Geleneğini silen festival
Kısa bir hatırlatma yapmak gerekirse… Her şey Gezi ve 2014’teki yerel seçimler ile başladı aslında… Antalya'da seçimi AKP’nin adayı Menderes Türel kazandı ve yeni bir ekip kurdu film festivali için. İlk kriz, ilk sene koptu. 2014'te Gezi belgeseli “Yeryüzü Aşkın Yüzü Oluncaya Dek”, Antalya'da sansürlendi. Protestolar karşısında ‘inceldiği yerden kopsun’ kabilinden belgesel ve kısa film yarışması kaldırıldı. Adından Altın Portakal’ı kaldırarak ve heykelciğini değiştirerek yola devam eden yılların festivali için hedef Cannes, Oscar vs. olduğu söylendi. Prestij ön planda olsun diye para ödülü düşürüldü. Ve festivali asıl bitirme adımı ulusal yarışmanın kaldırılmasıyla atıldı. 54. yaşını idrak etmiş, ülkenin en köklü festivallerinden biri, meslek birlikleriyle konuşmadan, sektör ile iletişime geçmeden pat diye, ‘ben istedim oldu’ diye koca bir geleneği sildi. Böylece muhalif görüşler festivalden uzaklaştırılmış oldu.
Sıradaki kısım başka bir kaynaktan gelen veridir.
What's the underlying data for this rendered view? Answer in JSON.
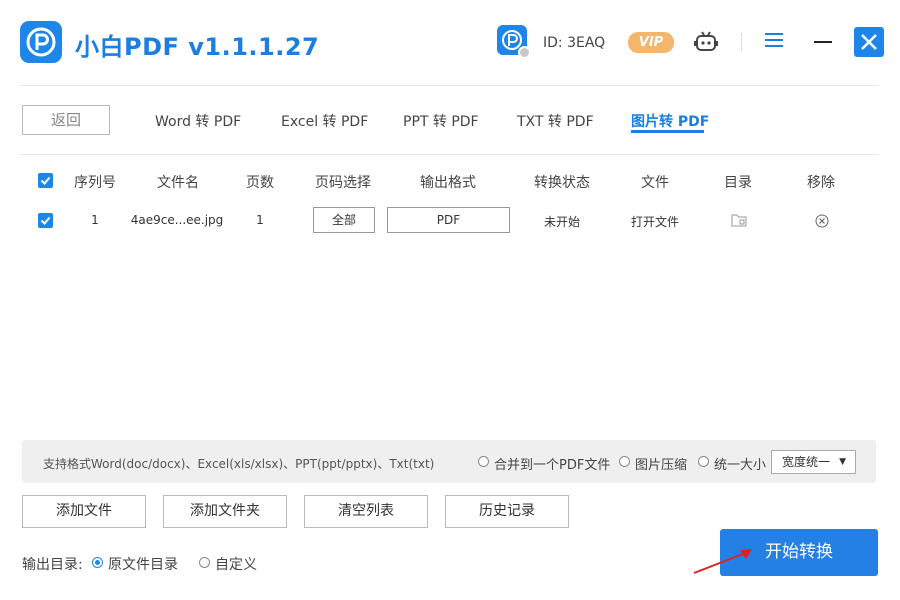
{
  "app": {
    "title": "小白PDF v1.1.1.27",
    "user_id": "ID: 3EAQ",
    "vip_label": "VIP"
  },
  "colors": {
    "accent": "#1e86e8",
    "vip": "#f4b66a",
    "arrow": "#e02020"
  },
  "back_button": "返回",
  "tabs": [
    {
      "label": "Word 转 PDF",
      "active": false
    },
    {
      "label": "Excel 转 PDF",
      "active": false
    },
    {
      "label": "PPT 转 PDF",
      "active": false
    },
    {
      "label": "TXT 转 PDF",
      "active": false
    },
    {
      "label": "图片转 PDF",
      "active": true
    }
  ],
  "table": {
    "headers": [
      "序列号",
      "文件名",
      "页数",
      "页码选择",
      "输出格式",
      "转换状态",
      "文件",
      "目录",
      "移除"
    ],
    "rows": [
      {
        "checked": true,
        "index": "1",
        "filename": "4ae9ce...ee.jpg",
        "pages": "1",
        "page_select": "全部",
        "format": "PDF",
        "status": "未开始",
        "open_file": "打开文件",
        "folder_icon": "folder-icon",
        "remove_icon": "circle-x-icon"
      }
    ]
  },
  "options": {
    "supported": "支持格式Word(doc/docx)、Excel(xls/xlsx)、PPT(ppt/pptx)、Txt(txt)",
    "merge": "合并到一个PDF文件",
    "compress": "图片压缩",
    "uniform_size": "统一大小",
    "size_select": "宽度统一"
  },
  "actions": {
    "add_file": "添加文件",
    "add_folder": "添加文件夹",
    "clear_list": "清空列表",
    "history": "历史记录"
  },
  "output": {
    "label": "输出目录:",
    "original": "原文件目录",
    "custom": "自定义",
    "selected": "original"
  },
  "start_button": "开始转换"
}
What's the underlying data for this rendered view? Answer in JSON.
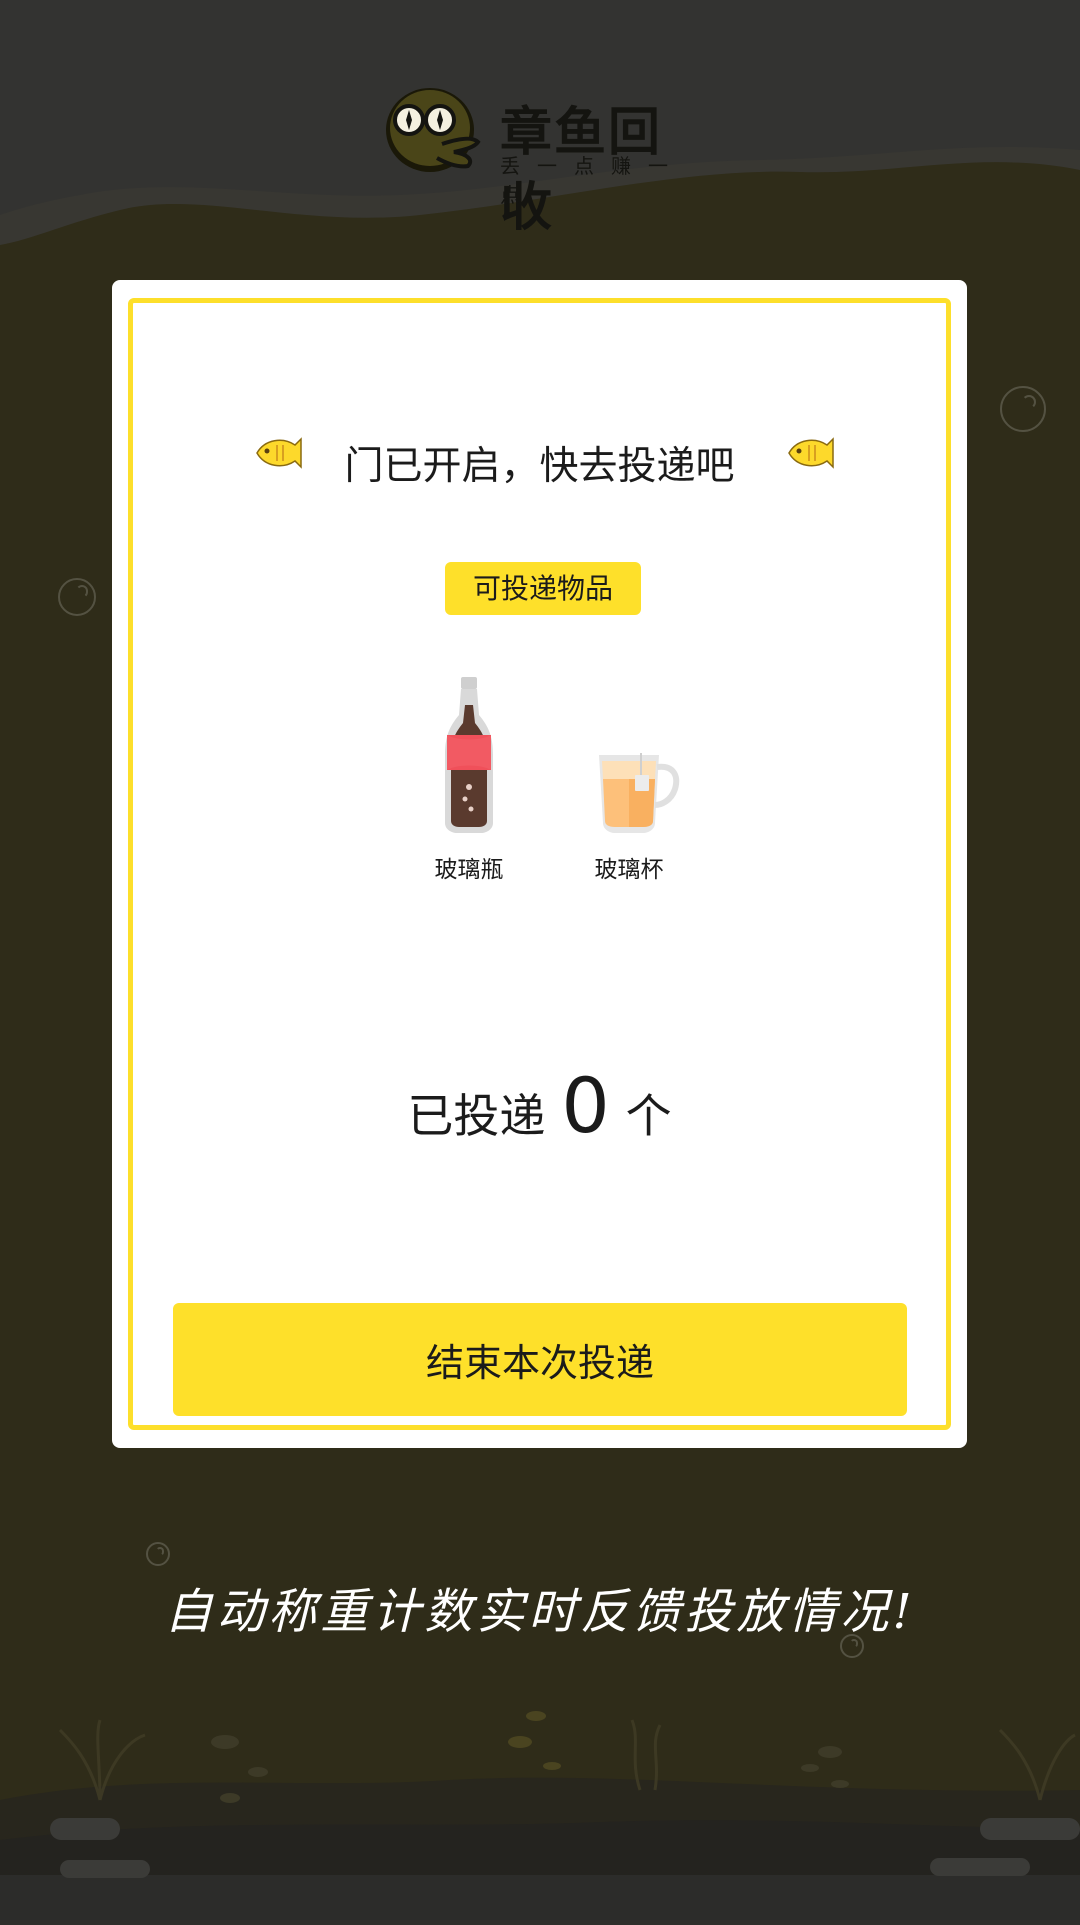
{
  "logo": {
    "title": "章鱼回收",
    "subtitle": "丢一点赚一点"
  },
  "card": {
    "headline": "门已开启，快去投递吧",
    "badge": "可投递物品",
    "items": [
      {
        "label": "玻璃瓶",
        "icon": "glass-bottle-icon"
      },
      {
        "label": "玻璃杯",
        "icon": "glass-cup-icon"
      }
    ],
    "count": {
      "prefix": "已投递",
      "value": "0",
      "unit": "个"
    },
    "end_button": "结束本次投递"
  },
  "slogan": "自动称重计数实时反馈投放情况!",
  "colors": {
    "accent": "#fee02a",
    "background_dark": "#2f2c19",
    "overlay": "#323230"
  }
}
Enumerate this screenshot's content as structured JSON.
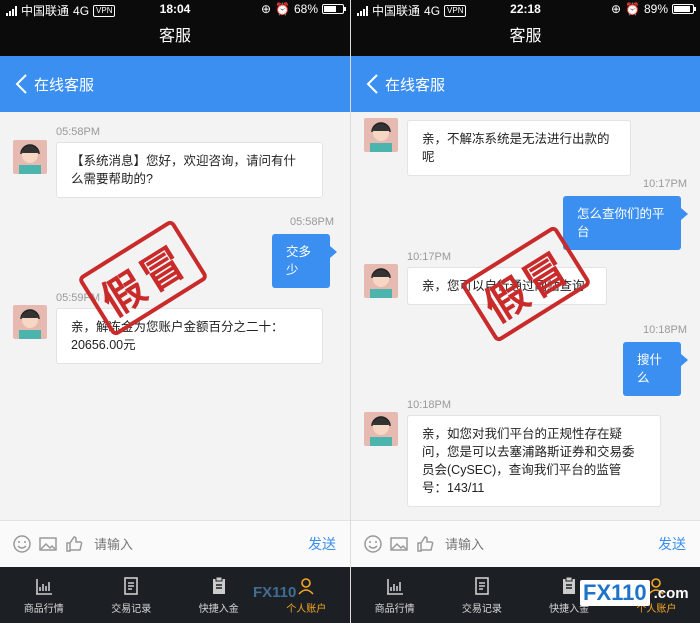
{
  "left": {
    "status": {
      "carrier": "中国联通",
      "network": "4G",
      "vpn": "VPN",
      "time": "18:04",
      "battery": "68%",
      "battery_level": 0.68
    },
    "title": "客服",
    "nav": {
      "back_label": "在线客服"
    },
    "messages": [
      {
        "time": "05:58PM",
        "text": "【系统消息】您好，欢迎咨询，请问有什么需要帮助的?"
      },
      {
        "time": "05:58PM",
        "text": "交多少"
      },
      {
        "time": "05:59PM",
        "text": "亲，解冻金为您账户金额百分之二十：20656.00元"
      }
    ],
    "input": {
      "placeholder": "请输入",
      "send": "发送"
    },
    "tabs": [
      "商品行情",
      "交易记录",
      "快捷入金",
      "个人账户"
    ]
  },
  "right": {
    "status": {
      "carrier": "中国联通",
      "network": "4G",
      "vpn": "VPN",
      "time": "22:18",
      "battery": "89%",
      "battery_level": 0.89
    },
    "title": "客服",
    "nav": {
      "back_label": "在线客服"
    },
    "messages": [
      {
        "time": "",
        "text": "亲，不解冻系统是无法进行出款的呢"
      },
      {
        "time": "10:17PM",
        "text": "怎么查你们的平台"
      },
      {
        "time": "10:17PM",
        "text": "亲，您可以自行通过网站查询"
      },
      {
        "time": "10:18PM",
        "text": "搜什么"
      },
      {
        "time": "10:18PM",
        "text": "亲，如您对我们平台的正规性存在疑问，您是可以去塞浦路斯证券和交易委员会(CySEC)，查询我们平台的监管号：143/11"
      }
    ],
    "input": {
      "placeholder": "请输入",
      "send": "发送"
    },
    "tabs": [
      "商品行情",
      "交易记录",
      "快捷入金",
      "个人账户"
    ]
  },
  "stamp_text": "假冒",
  "watermark": {
    "brand": "FX110",
    "suffix": ".com"
  },
  "colors": {
    "accent": "#3b8ff0",
    "stamp": "#c92a2a",
    "tab_active": "#f5a623"
  }
}
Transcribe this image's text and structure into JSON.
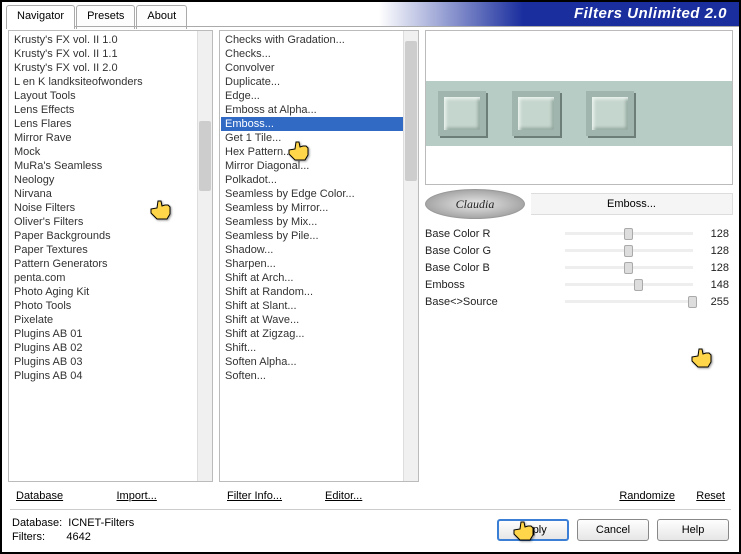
{
  "title": "Filters Unlimited 2.0",
  "tabs": [
    "Navigator",
    "Presets",
    "About"
  ],
  "active_tab": 0,
  "categories": [
    "Krusty's FX vol. II 1.0",
    "Krusty's FX vol. II 1.1",
    "Krusty's FX vol. II 2.0",
    "L en K landksiteofwonders",
    "Layout Tools",
    "Lens Effects",
    "Lens Flares",
    "Mirror Rave",
    "Mock",
    "MuRa's Seamless",
    "Neology",
    "Nirvana",
    "Noise Filters",
    "Oliver's Filters",
    "Paper Backgrounds",
    "Paper Textures",
    "Pattern Generators",
    "penta.com",
    "Photo Aging Kit",
    "Photo Tools",
    "Pixelate",
    "Plugins AB 01",
    "Plugins AB 02",
    "Plugins AB 03",
    "Plugins AB 04"
  ],
  "category_selected": 9,
  "filters": [
    "Checks with Gradation...",
    "Checks...",
    "Convolver",
    "Duplicate...",
    "Edge...",
    "Emboss at Alpha...",
    "Emboss...",
    "Get 1 Tile...",
    "Hex Pattern...",
    "Mirror Diagonal...",
    "Polkadot...",
    "Seamless by Edge Color...",
    "Seamless by Mirror...",
    "Seamless by Mix...",
    "Seamless by Pile...",
    "Shadow...",
    "Sharpen...",
    "Shift at Arch...",
    "Shift at Random...",
    "Shift at Slant...",
    "Shift at Wave...",
    "Shift at Zigzag...",
    "Shift...",
    "Soften Alpha...",
    "Soften..."
  ],
  "filter_selected": 6,
  "col1_buttons": {
    "database": "Database",
    "import": "Import..."
  },
  "col2_buttons": {
    "filterinfo": "Filter Info...",
    "editor": "Editor..."
  },
  "right_buttons": {
    "randomize": "Randomize",
    "reset": "Reset"
  },
  "current_filter": "Emboss...",
  "badge_text": "Claudia",
  "params": [
    {
      "label": "Base Color R",
      "value": 128,
      "pos": 50
    },
    {
      "label": "Base Color G",
      "value": 128,
      "pos": 50
    },
    {
      "label": "Base Color B",
      "value": 128,
      "pos": 50
    },
    {
      "label": "Emboss",
      "value": 148,
      "pos": 58
    },
    {
      "label": "Base<>Source",
      "value": 255,
      "pos": 100
    }
  ],
  "footer": {
    "db_label": "Database:",
    "db_value": "ICNET-Filters",
    "filters_label": "Filters:",
    "filters_value": "4642"
  },
  "buttons": {
    "apply": "Apply",
    "cancel": "Cancel",
    "help": "Help"
  }
}
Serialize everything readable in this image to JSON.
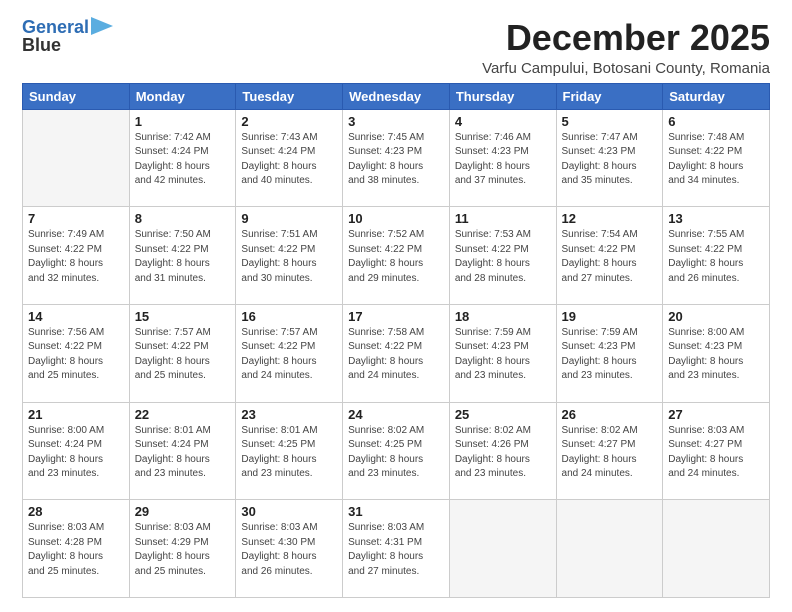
{
  "logo": {
    "line1": "General",
    "line2": "Blue"
  },
  "title": "December 2025",
  "subtitle": "Varfu Campului, Botosani County, Romania",
  "weekdays": [
    "Sunday",
    "Monday",
    "Tuesday",
    "Wednesday",
    "Thursday",
    "Friday",
    "Saturday"
  ],
  "weeks": [
    [
      {
        "day": "",
        "info": ""
      },
      {
        "day": "1",
        "info": "Sunrise: 7:42 AM\nSunset: 4:24 PM\nDaylight: 8 hours\nand 42 minutes."
      },
      {
        "day": "2",
        "info": "Sunrise: 7:43 AM\nSunset: 4:24 PM\nDaylight: 8 hours\nand 40 minutes."
      },
      {
        "day": "3",
        "info": "Sunrise: 7:45 AM\nSunset: 4:23 PM\nDaylight: 8 hours\nand 38 minutes."
      },
      {
        "day": "4",
        "info": "Sunrise: 7:46 AM\nSunset: 4:23 PM\nDaylight: 8 hours\nand 37 minutes."
      },
      {
        "day": "5",
        "info": "Sunrise: 7:47 AM\nSunset: 4:23 PM\nDaylight: 8 hours\nand 35 minutes."
      },
      {
        "day": "6",
        "info": "Sunrise: 7:48 AM\nSunset: 4:22 PM\nDaylight: 8 hours\nand 34 minutes."
      }
    ],
    [
      {
        "day": "7",
        "info": "Sunrise: 7:49 AM\nSunset: 4:22 PM\nDaylight: 8 hours\nand 32 minutes."
      },
      {
        "day": "8",
        "info": "Sunrise: 7:50 AM\nSunset: 4:22 PM\nDaylight: 8 hours\nand 31 minutes."
      },
      {
        "day": "9",
        "info": "Sunrise: 7:51 AM\nSunset: 4:22 PM\nDaylight: 8 hours\nand 30 minutes."
      },
      {
        "day": "10",
        "info": "Sunrise: 7:52 AM\nSunset: 4:22 PM\nDaylight: 8 hours\nand 29 minutes."
      },
      {
        "day": "11",
        "info": "Sunrise: 7:53 AM\nSunset: 4:22 PM\nDaylight: 8 hours\nand 28 minutes."
      },
      {
        "day": "12",
        "info": "Sunrise: 7:54 AM\nSunset: 4:22 PM\nDaylight: 8 hours\nand 27 minutes."
      },
      {
        "day": "13",
        "info": "Sunrise: 7:55 AM\nSunset: 4:22 PM\nDaylight: 8 hours\nand 26 minutes."
      }
    ],
    [
      {
        "day": "14",
        "info": "Sunrise: 7:56 AM\nSunset: 4:22 PM\nDaylight: 8 hours\nand 25 minutes."
      },
      {
        "day": "15",
        "info": "Sunrise: 7:57 AM\nSunset: 4:22 PM\nDaylight: 8 hours\nand 25 minutes."
      },
      {
        "day": "16",
        "info": "Sunrise: 7:57 AM\nSunset: 4:22 PM\nDaylight: 8 hours\nand 24 minutes."
      },
      {
        "day": "17",
        "info": "Sunrise: 7:58 AM\nSunset: 4:22 PM\nDaylight: 8 hours\nand 24 minutes."
      },
      {
        "day": "18",
        "info": "Sunrise: 7:59 AM\nSunset: 4:23 PM\nDaylight: 8 hours\nand 23 minutes."
      },
      {
        "day": "19",
        "info": "Sunrise: 7:59 AM\nSunset: 4:23 PM\nDaylight: 8 hours\nand 23 minutes."
      },
      {
        "day": "20",
        "info": "Sunrise: 8:00 AM\nSunset: 4:23 PM\nDaylight: 8 hours\nand 23 minutes."
      }
    ],
    [
      {
        "day": "21",
        "info": "Sunrise: 8:00 AM\nSunset: 4:24 PM\nDaylight: 8 hours\nand 23 minutes."
      },
      {
        "day": "22",
        "info": "Sunrise: 8:01 AM\nSunset: 4:24 PM\nDaylight: 8 hours\nand 23 minutes."
      },
      {
        "day": "23",
        "info": "Sunrise: 8:01 AM\nSunset: 4:25 PM\nDaylight: 8 hours\nand 23 minutes."
      },
      {
        "day": "24",
        "info": "Sunrise: 8:02 AM\nSunset: 4:25 PM\nDaylight: 8 hours\nand 23 minutes."
      },
      {
        "day": "25",
        "info": "Sunrise: 8:02 AM\nSunset: 4:26 PM\nDaylight: 8 hours\nand 23 minutes."
      },
      {
        "day": "26",
        "info": "Sunrise: 8:02 AM\nSunset: 4:27 PM\nDaylight: 8 hours\nand 24 minutes."
      },
      {
        "day": "27",
        "info": "Sunrise: 8:03 AM\nSunset: 4:27 PM\nDaylight: 8 hours\nand 24 minutes."
      }
    ],
    [
      {
        "day": "28",
        "info": "Sunrise: 8:03 AM\nSunset: 4:28 PM\nDaylight: 8 hours\nand 25 minutes."
      },
      {
        "day": "29",
        "info": "Sunrise: 8:03 AM\nSunset: 4:29 PM\nDaylight: 8 hours\nand 25 minutes."
      },
      {
        "day": "30",
        "info": "Sunrise: 8:03 AM\nSunset: 4:30 PM\nDaylight: 8 hours\nand 26 minutes."
      },
      {
        "day": "31",
        "info": "Sunrise: 8:03 AM\nSunset: 4:31 PM\nDaylight: 8 hours\nand 27 minutes."
      },
      {
        "day": "",
        "info": ""
      },
      {
        "day": "",
        "info": ""
      },
      {
        "day": "",
        "info": ""
      }
    ]
  ]
}
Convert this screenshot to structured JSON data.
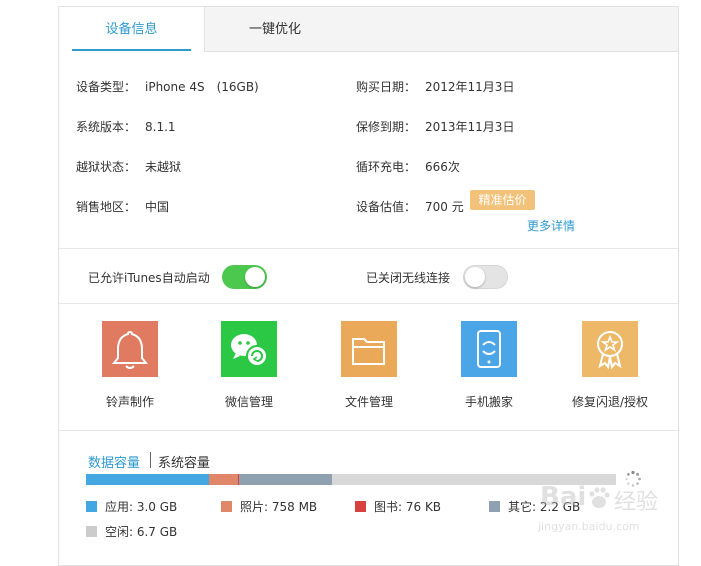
{
  "tabs": {
    "device_info": "设备信息",
    "optimize": "一键优化"
  },
  "device": {
    "left": [
      {
        "label": "设备类型：",
        "value": "iPhone 4S　(16GB)"
      },
      {
        "label": "系统版本：",
        "value": "8.1.1"
      },
      {
        "label": "越狱状态：",
        "value": "未越狱"
      },
      {
        "label": "销售地区：",
        "value": "中国"
      }
    ],
    "right": [
      {
        "label": "购买日期：",
        "value": "2012年11月3日"
      },
      {
        "label": "保修到期：",
        "value": "2013年11月3日"
      },
      {
        "label": "循环充电：",
        "value": "666次"
      },
      {
        "label": "设备估值：",
        "value": "700 元"
      }
    ],
    "estimate_button": "精准估价",
    "more_link": "更多详情"
  },
  "toggles": {
    "itunes_label": "已允许iTunes自动启动",
    "itunes_on": true,
    "wireless_label": "已关闭无线连接",
    "wireless_on": false
  },
  "tools": [
    {
      "label": "铃声制作",
      "icon": "bell-icon",
      "color": "#e07b61"
    },
    {
      "label": "微信管理",
      "icon": "wechat-icon",
      "color": "#2ac845"
    },
    {
      "label": "文件管理",
      "icon": "folder-icon",
      "color": "#eaa959"
    },
    {
      "label": "手机搬家",
      "icon": "phone-transfer-icon",
      "color": "#4aa6e6"
    },
    {
      "label": "修复闪退/授权",
      "icon": "repair-badge-icon",
      "color": "#edb968"
    }
  ],
  "storage": {
    "tab_data": "数据容量",
    "tab_system": "系统容量",
    "segments": [
      {
        "name": "应用",
        "fraction": 0.232,
        "color": "#43a7e2"
      },
      {
        "name": "照片",
        "fraction": 0.055,
        "color": "#e0876a"
      },
      {
        "name": "图书",
        "fraction": 0.002,
        "color": "#d94040"
      },
      {
        "name": "其它",
        "fraction": 0.176,
        "color": "#8fa1b1"
      }
    ],
    "free_color": "#d8d8d8",
    "legend": [
      {
        "text": "应用: 3.0 GB",
        "color": "#43a7e2"
      },
      {
        "text": "照片: 758 MB",
        "color": "#e0876a"
      },
      {
        "text": "图书: 76 KB",
        "color": "#d94040"
      },
      {
        "text": "其它: 2.2 GB",
        "color": "#8fa1b1"
      },
      {
        "text": "空闲: 6.7 GB",
        "color": "#cccccc"
      }
    ]
  },
  "watermark": {
    "brand": "Bai",
    "cn": "经验",
    "url": "jingyan.baidu.com"
  }
}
Peki, yerine ne kondu? Antalya Film Forum’a yüklenildi, proje desteği artırıldı. Kerameti kendinden menkul isimler, hatırı sayılır ücretler ödenerek Antalya’ya getirildi. Örneğin Alain Delon’un oğlu Anthony Delon geldi ve basın toplantısında oyunculuk kariyeri hakkında konuşacağı zannedilirken oyunculuğu bıraktığını açıkladı (deri ceket sektörüyle uğraşmaktaymış). Kurtlar Vadisi Vatan filmi boş salonlara oynatıldı, dışarıdan insan toplanarak kalabalık izleyici imajı verilmeye çalışıldı. Ferzan Özpetek ve Cem Yılmaz’a Yaşam Boyu Başarı Ödülü verilerek ulusalsız festival kimliğinin süslenmesi hedeflendi. Bu arada Belediye Başkanı Menderes Türel, ulusal yarışmayı kaldırdığı için festivali protesto eden sinema sektörünü ve meslek birliklerini üstü kapalı bazen de açıkça hıyanetle itham etti.
Sektörün duruşu
Film yapmanın büyük emek ve hatırı sayılır bütçe gerektirdiği aşikar. Yıllardır, özellikle muhalif sinemacılar projelerine bakanlık desteği alamıyor. Antalya ekibi bu konuyu kendine avantaja çevirmek için iyi çalıştı, hakkını yemeyelim… Antalya Film Forum çatısı altında görmezden gelinemeyecek destekler sunuldu sinemacılara. Ulusalsız festivali protesto eden sinemacıların bir kısmı, ‘forum ayrı, festival ayrı’ gibi kendini aklama gerekçesiyle foruma katıldı, dolayısıyla protestoyu delmekte beis görmedi. Benzer yönelim sinema üzerine kalem oynatanlarda da vardı. Alanı boş bırakmamak, sadece film izlemek gibi gerekçelerle festivale katılımlar oldu. Herkes kendi kararında özgürdür elbette ama sektör olarak birlikte duramıyorsak, herkes gününü kurtarmayı başarı sayıyorsa, direnmeyi içi boş bir ideal olarak görüyorsa sinemamızdaki sorunlarda böyle hareket edenlerin de payı vardır, diye düşünmemek mümkün mü? Hepimizin ortak sevdası sinema ise onu iyileştirmenin çaresi bireysel kurtuluşta değil, birlikte yürüyebilmekte olmalı. ‘Festivali protesto ettiniz de ne oldu, başkan değişince ulusal yarışmanın geri geleceği belliydi zaten’ diyenler de çıkacaktır aleni ya da içinden. Belediye el değiştirince hiçbir şey olmamış gibi, protesto etmeyip etmişçesine yoluna devam edenler de… Halbuki ne zaman ‘oradaydım’, ne zaman ‘orada değildim’ diyeceğini bilmek güzel haslettir. İdealizmin enayilik sayılmadığı zamanlara da geri döneriz belki bir bahar.
Nerede kalmıştık?
Antalya’nın yeni Belediye Başkanı Muhittin Böcek ile yeni bir dönem sanatseverleri bekliyor. Evet, şimdi festivalimizi ve ulusal yarışmamızı yeniden konuşma zamanı. Hem kaliteli bir Antalya Film Festivali hem de geleneğine bağlı ve işlevsel bir Ulusal Yarışma için yeni yönetim neler yapabilir?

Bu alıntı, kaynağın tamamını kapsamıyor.